Cezalandırma ile ilgili ifadeleri uzun uzadıya yazmayalım. Her şeyin düzgün işlemesi durumunda ve dışarıdan bakışla olumlu bir değişiklik olduğunu söyleyebiliriz.
Ancak hemen burada bir çekincemi ifade edeyim. Belirlenen ürünlerde sözleşmeli üretim sistemi çalışmaz ise desteklemelerle üreticilerin zarar etmesi önlenmelidir. Bu da aktif bir kontrol ile sağlanmalıdır.
Belirlenecek ürünlerin ülkemiz stratejisine göre yapılacağını düşünüyorum.
Bu konu bazı kişi/kişilerce suistimal edilebilir mi, iyi düşünmeliyiz. Eline bir ürün, bir grubun siyasi destek bulması bazı sorunları beraberinde getirebilir. Muz seralarından ananas üretimine destek verilmesi iyi bir örnek olur sanırım. Çünkü hangi fizibilite çalışması, hangi bilimsel görüşe göre serada ananas üretimini yaygınlaştırmaya çalışıyoruz? Bu kadar muz serasını nasıl yaptık? Amacına ulaştı mı? Üreticiler neden şikayetçi?

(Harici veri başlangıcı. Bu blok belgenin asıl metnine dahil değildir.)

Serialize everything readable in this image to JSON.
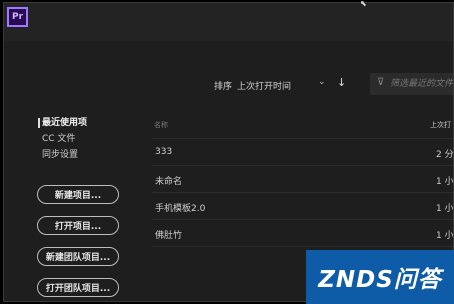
{
  "app": {
    "logo_text": "Pr"
  },
  "sort": {
    "label": "排序",
    "value": "上次打开时间",
    "chevron": "⌄",
    "direction_icon": "arrow-down-icon",
    "direction_glyph": "↓"
  },
  "filter": {
    "icon": "filter-icon",
    "glyph": "⊽",
    "placeholder": "筛选最近的文件"
  },
  "sidebar": {
    "items": [
      {
        "label": "最近使用项",
        "active": true
      },
      {
        "label": "CC 文件",
        "active": false
      },
      {
        "label": "同步设置",
        "active": false
      }
    ]
  },
  "buttons": {
    "new_project": "新建项目...",
    "open_project": "打开项目...",
    "new_team_project": "新建团队项目...",
    "open_team_project": "打开团队项目..."
  },
  "table": {
    "columns": {
      "name": "名称",
      "opened": "上次打"
    },
    "rows": [
      {
        "name": "333",
        "opened": "2 分"
      },
      {
        "name": "未命名",
        "opened": "1 小"
      },
      {
        "name": "手机模板2.0",
        "opened": "1 小"
      },
      {
        "name": "佛肚竹",
        "opened": "1 小"
      }
    ]
  },
  "watermark": {
    "text": "ZNDS问答"
  },
  "colors": {
    "background": "#1e1e1e",
    "titlebar": "#232323",
    "accent_logo": "#9a7bff",
    "watermark": "#0e5ba8"
  }
}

Yeni düzenlemede “Bakanlık, tarım sektöründe sözleşmeli üretimin geliştirilmesi ve yaygınlaştırılması için gerekli düzenlemeleri yapar. Sözleşmeli üretimi özendirmek üzere üreticilere, bu Kanunla belirtilen desteklerin verilmesinde öncelik tanınır.” deniliyor. Bu üretim modeline bütün sektör olarak geçmek mümkün olmasa da desteklenmesi önemli.
Sözleşmeli üretimden bahsederken üretici örgütlenmeleri de bu konu içerisinde düşünülmelidir. Kooperatifler, üretici birlikleri vb. yapıların aktif faaliyetleri sağlanmalıdır.
Ayrıca sözleşmeli üretimle ilgili bahsedilen hukuki süreçlerin ivedilikle tamamlanması son derece önemli. Aslında bu konu bütün alanlar için geçerli. Mahkemeye konu olan bazı davaların 10 yılı aşkın süredir devam edenleri var. Buradan gelecek adaletin bıraktığı algı hoş değil. En mağdur kesimde üreticiler oluyor.